The debate rages: is “foursquare” a house type or a true style? When you can narrow down a building phenomenon to a period of about 25 years, what’s the difference? There’s no mistaking these houses for earlier cube forms like the Georgian Manor or the Italian Villa.
ARTISTIC: Craftsman details were incorporated in the early wave, ca. 1900–1915: boxed posts, exposed rafter tails. (Some of these examples could be called “bungalow in a box.”)
PRAIRIE: Many Foursquares throughout the Midwest incorporated the “modern” motifs of the region: horizontal banding, porch with a slab roof, geometric ornament, and “Prairie” art glass after Frank Lloyd Wright.

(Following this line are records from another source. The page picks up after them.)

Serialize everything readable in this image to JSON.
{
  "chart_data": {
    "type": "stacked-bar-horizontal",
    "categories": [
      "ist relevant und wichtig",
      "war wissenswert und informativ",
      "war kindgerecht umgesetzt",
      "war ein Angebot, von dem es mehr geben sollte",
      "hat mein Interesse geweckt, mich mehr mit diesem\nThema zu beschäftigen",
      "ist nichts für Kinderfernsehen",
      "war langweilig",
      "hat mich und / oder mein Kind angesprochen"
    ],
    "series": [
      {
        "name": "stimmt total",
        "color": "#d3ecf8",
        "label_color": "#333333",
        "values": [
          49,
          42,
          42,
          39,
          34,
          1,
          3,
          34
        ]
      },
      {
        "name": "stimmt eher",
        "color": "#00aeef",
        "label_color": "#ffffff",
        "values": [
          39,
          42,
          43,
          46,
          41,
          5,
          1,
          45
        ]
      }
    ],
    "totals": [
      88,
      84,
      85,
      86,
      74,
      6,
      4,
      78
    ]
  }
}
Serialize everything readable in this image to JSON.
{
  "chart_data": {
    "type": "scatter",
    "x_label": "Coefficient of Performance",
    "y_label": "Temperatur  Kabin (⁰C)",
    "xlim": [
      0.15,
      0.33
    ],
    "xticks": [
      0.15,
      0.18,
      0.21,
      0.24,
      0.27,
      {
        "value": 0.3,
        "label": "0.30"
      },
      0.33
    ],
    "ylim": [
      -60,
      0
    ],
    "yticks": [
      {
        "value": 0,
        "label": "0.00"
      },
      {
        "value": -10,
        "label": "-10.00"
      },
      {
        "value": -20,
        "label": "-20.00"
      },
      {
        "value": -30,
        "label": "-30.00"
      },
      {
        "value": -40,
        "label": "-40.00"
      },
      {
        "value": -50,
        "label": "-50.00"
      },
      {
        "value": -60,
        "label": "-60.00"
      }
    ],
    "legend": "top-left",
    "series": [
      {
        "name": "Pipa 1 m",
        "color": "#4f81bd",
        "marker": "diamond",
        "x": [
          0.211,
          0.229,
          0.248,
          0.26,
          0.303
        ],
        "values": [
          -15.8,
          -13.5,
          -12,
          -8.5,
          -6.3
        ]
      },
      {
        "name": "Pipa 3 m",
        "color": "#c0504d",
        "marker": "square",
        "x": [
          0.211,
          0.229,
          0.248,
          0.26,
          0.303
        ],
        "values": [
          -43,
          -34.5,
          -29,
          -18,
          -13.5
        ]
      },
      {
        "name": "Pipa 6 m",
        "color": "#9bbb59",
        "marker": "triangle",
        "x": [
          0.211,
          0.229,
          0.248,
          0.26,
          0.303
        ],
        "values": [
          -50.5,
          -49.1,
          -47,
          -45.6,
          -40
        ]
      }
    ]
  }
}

CLASSIC: Houses like this might be called Free Classic: note the Palladian-style window and oval “cameo.” After 1915, most examples could be termed Colonial Revival.
Inside the Foursquare
Built-ins such as bookcases and window seats were popular enhancements; those building planbook or kit houses could order room-dividing colonnades and kitchen cabinets. The style of furnishings was eclectic, in keeping with the fast-changing times and the affordability of catalog and mass-production furniture. Interior style changed from decade to decade. Look for hardwood wainscot, woodwork, and trim; stenciled or papered friezes, and machine-printed wallpaper; upholstered and leather furniture; a strong focus on the hearth and mantel. Craftsman (“bungalow”) interiors—Mission oak furniture, mica lamps, square-spindled staircases—would have been common with the first wave. But Colonial Revival styles were ascendant after 1915, and lush Jazz Age rooms came along in the Twenties.
Beyond the Bungalow by Paul Duchscherer and Linda Svendsen: Gibbs Smith, 2005. This book of lavish photographs goes further than the bungalow: to chalets, English Revival houses, and the occasional Foursquare.
Bungalow Kitchens by Jane Powell and Linda Svendsen: Gibbs Smith, 2000. This is documentation and nitty-gritty advice for restoring, renovating, or re-creating the rather plain yet evocative early-modern kitchen of the era: tile, glossy cream-painted cabinets, linoleum. A good place to start if you don’t want a 2007 “showroom kitchen” that will soon look dated, and if you don’t need to spend six figures on cherry woodwork and European fixtures. You may also or alternatively want to refer to books about Prairie School (Midwest) house interiors.